• Compared to this time last year, valuations are markedly different for EM debt than for other opportunistic fixed income sectors.1
• Significant yield premiums compared to alternatives suggest greater investor opportunities for and resiliency within EM debt.
• Risks remain, but existing positions provide, in our view, adequate compensation and could offer compelling re-entry points for investors.
2013 was a painful year for EM debt investors. In retrospect, valuations got progressively tighter, bottoming at all-time lows in the spring.2 The “Taper Tantrum” of May and renewed fears of a Chinese hard landing resulted in a “reactive de-risking” among portfolio managers around the world. As a result, emerging market assets sold off in dramatic, successive waves. In response, EM officials scrambled to tighten policy and employ foreign exchange reserves to stem currency weakness.
One year later, the backdrop for valuations and vulnerabilities suggests greater potential resiliency for EM debt in our view. In this the first of a two-part series, we look at relative valuations among a variety of growth-sensitive fixed income sectors. As a result of our analysis, we believe that the current amount of cushion in EM debt compared to other alternatives warrants the consideration of asset allocators to continue increasing their holdings of emerging market fixed income.
EM yields have retraced since hitting fresh highs at the end of January but remain at elevated levels compared to last year.3 With the decrease in Treasury yields in the U.S., high-yield and investment-grade corporate bonds4 have actually rallied in price since last fall, with rates for speculative corporates dropping 160 basis points (bps) since last September to 5.09%.5 Last April, high-yield corporates offered comparable yields to EM local sovereign debt and more yield than EM corporate debt denominated in U.S. dollars.
Fast-forward to this April: EM local debt and EM corporate debt offer 160 bps and 64 bps more in yield than U.S. high-yield corporates. Yield pickup over U.S. investment-grade corporate bonds is almost 380 bps for EM local debt and 270 bps for EM corporate bonds, respectively. As shown in the table below, we believe that EM debt is now attractively priced compared to other U.S. fixed income sectors.
EM Corporate & Local Debt Yield vs. U.S. Alternatives
For definitions of terms and indexes in the chart, please visit our Glossary.
U.S. high-yield corporate and EM local debt might not be natural substitutes and involve different risk factors, such as local investor preferences and the assumption of non-U.S. currency risk in local debt. But in a yield-starved environment, picking up nearly 160 bps with an investment-grade portfolio remains compelling in our view.6 Over the longer term, we believe that these valuations will encourage many investors to take an opportunistic look at the costs, benefits and merits of these exposures.

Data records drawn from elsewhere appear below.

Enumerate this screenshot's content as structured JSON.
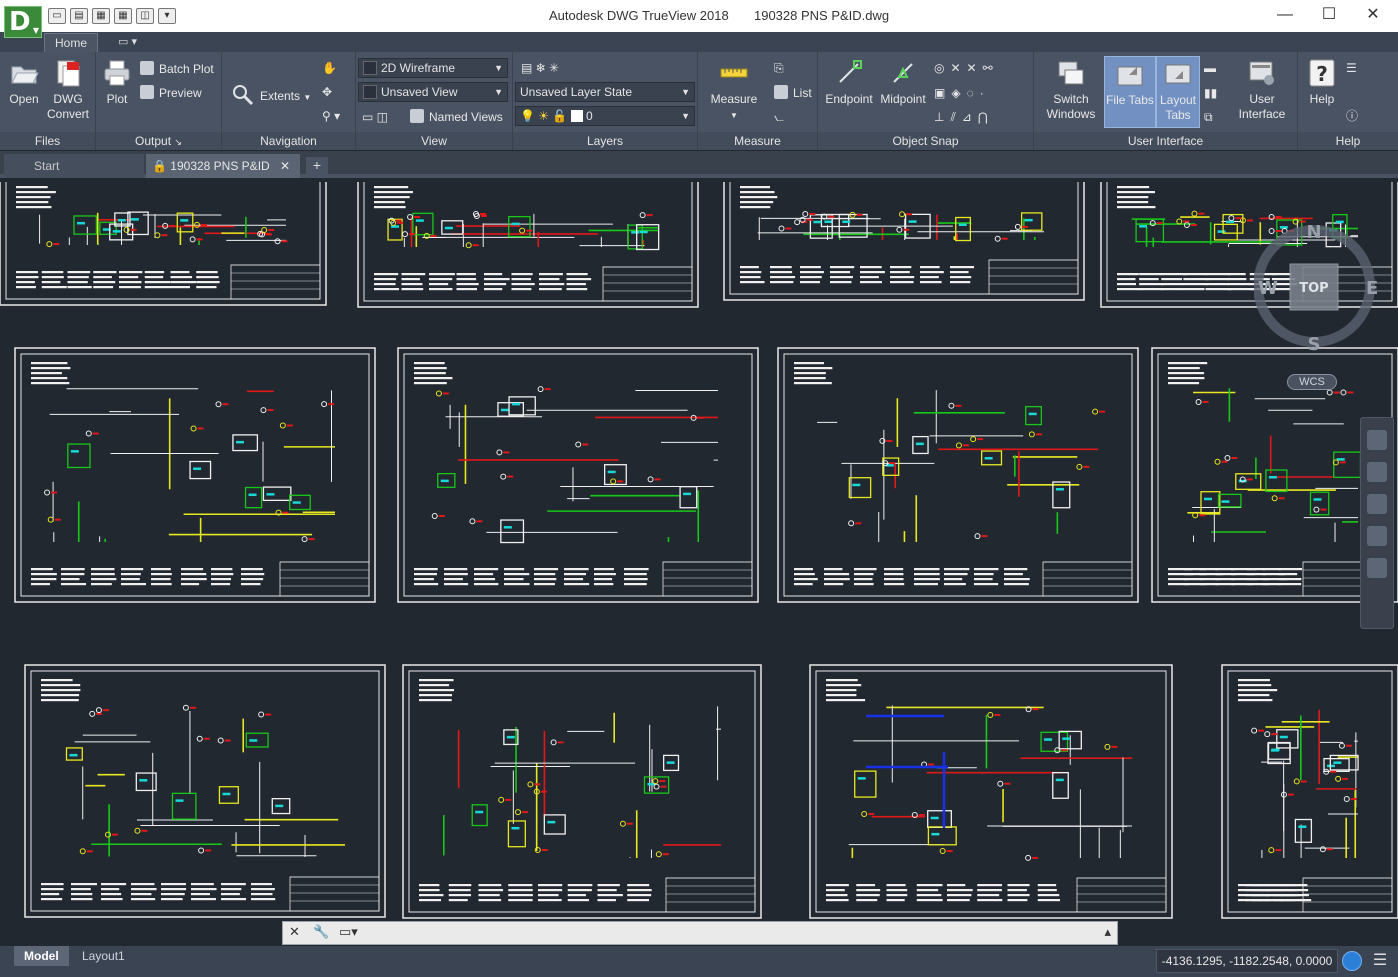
{
  "app": {
    "icon_letter": "D",
    "title": "Autodesk DWG TrueView 2018",
    "document": "190328 PNS P&ID.dwg",
    "window_controls": [
      "minimize",
      "maximize",
      "close"
    ]
  },
  "ribbon_tabs": [
    "Home"
  ],
  "ribbon": {
    "files": {
      "title": "Files",
      "open": "Open",
      "dwg_convert_1": "DWG",
      "dwg_convert_2": "Convert"
    },
    "output": {
      "title": "Output",
      "plot": "Plot",
      "batch_plot": "Batch Plot",
      "preview": "Preview"
    },
    "navigation": {
      "title": "Navigation",
      "extents": "Extents"
    },
    "view": {
      "title": "View",
      "visual_style": "2D Wireframe",
      "named_view": "Unsaved View",
      "named_views": "Named Views"
    },
    "layers": {
      "title": "Layers",
      "layer_state": "Unsaved Layer State",
      "current_layer": "0"
    },
    "measure": {
      "title": "Measure",
      "measure": "Measure",
      "list": "List"
    },
    "object_snap": {
      "title": "Object Snap",
      "endpoint": "Endpoint",
      "midpoint": "Midpoint"
    },
    "user_interface": {
      "title": "User Interface",
      "switch_1": "Switch",
      "switch_2": "Windows",
      "file_tabs": "File Tabs",
      "layout_1": "Layout",
      "layout_2": "Tabs",
      "ui_1": "User",
      "ui_2": "Interface"
    },
    "help": {
      "title": "Help",
      "help": "Help"
    }
  },
  "file_tabs": {
    "start": "Start",
    "current": "190328 PNS P&ID",
    "plus": "+"
  },
  "viewcube": {
    "north": "N",
    "south": "S",
    "west": "W",
    "east": "E",
    "face": "TOP",
    "wcs": "WCS"
  },
  "layout_tabs": [
    "Model",
    "Layout1"
  ],
  "status": {
    "coordinates": "-4136.1295, -1182.2548, 0.0000"
  },
  "colors": {
    "background": "#212830",
    "sheet_border": "#e8e8e8",
    "red": "#e01818",
    "yellow": "#e8e820",
    "green": "#18c818",
    "cyan": "#18d8d8",
    "white": "#f0f0f0",
    "blue": "#1830e8"
  }
}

A Comparison of Corporate Debt
Emerging market corporate debt may be seen as a more straightforward comparison for some. Both U.S. high-yield and EM corporate bonds are denominated in U.S. dollars. As such, both markets trade at a spread relative to U.S. Treasuries in order to compensate investors for taking on credit risk. EM corporate bonds are slightly longer in duration than high-yield bonds in aggregate, but are overwhelmingly (70%) composed of investment-grade issuers versus a, by definition, 100% speculative-grade portfolio.7 Given that these companies are headquartered in emerging markets, investors are compensated by an additional 64 bps in yield over high-yield corporate bonds, even though they represent higher-credit-quality businesses. Additionally, EM corporates feature only about 5% of overlap with the U.S. investment-grade and high-yield corporate universe.8
Given the potential for geopolitical risk, a discussion of emerging market corporate debt would not be complete without acknowledging the impact the current crisis has had on Russian corporate borrowing costs. Russian allocations within EM corporates may understandably give pause to some investors. However, after a de-escalation in tensions in recent days, markets appear to be trading more favorably. Coupled with the fact that nearly all of these businesses pose strategic long-term importance to the global economy, we continue to view the current difficulties as a long-term buying opportunity for active managers.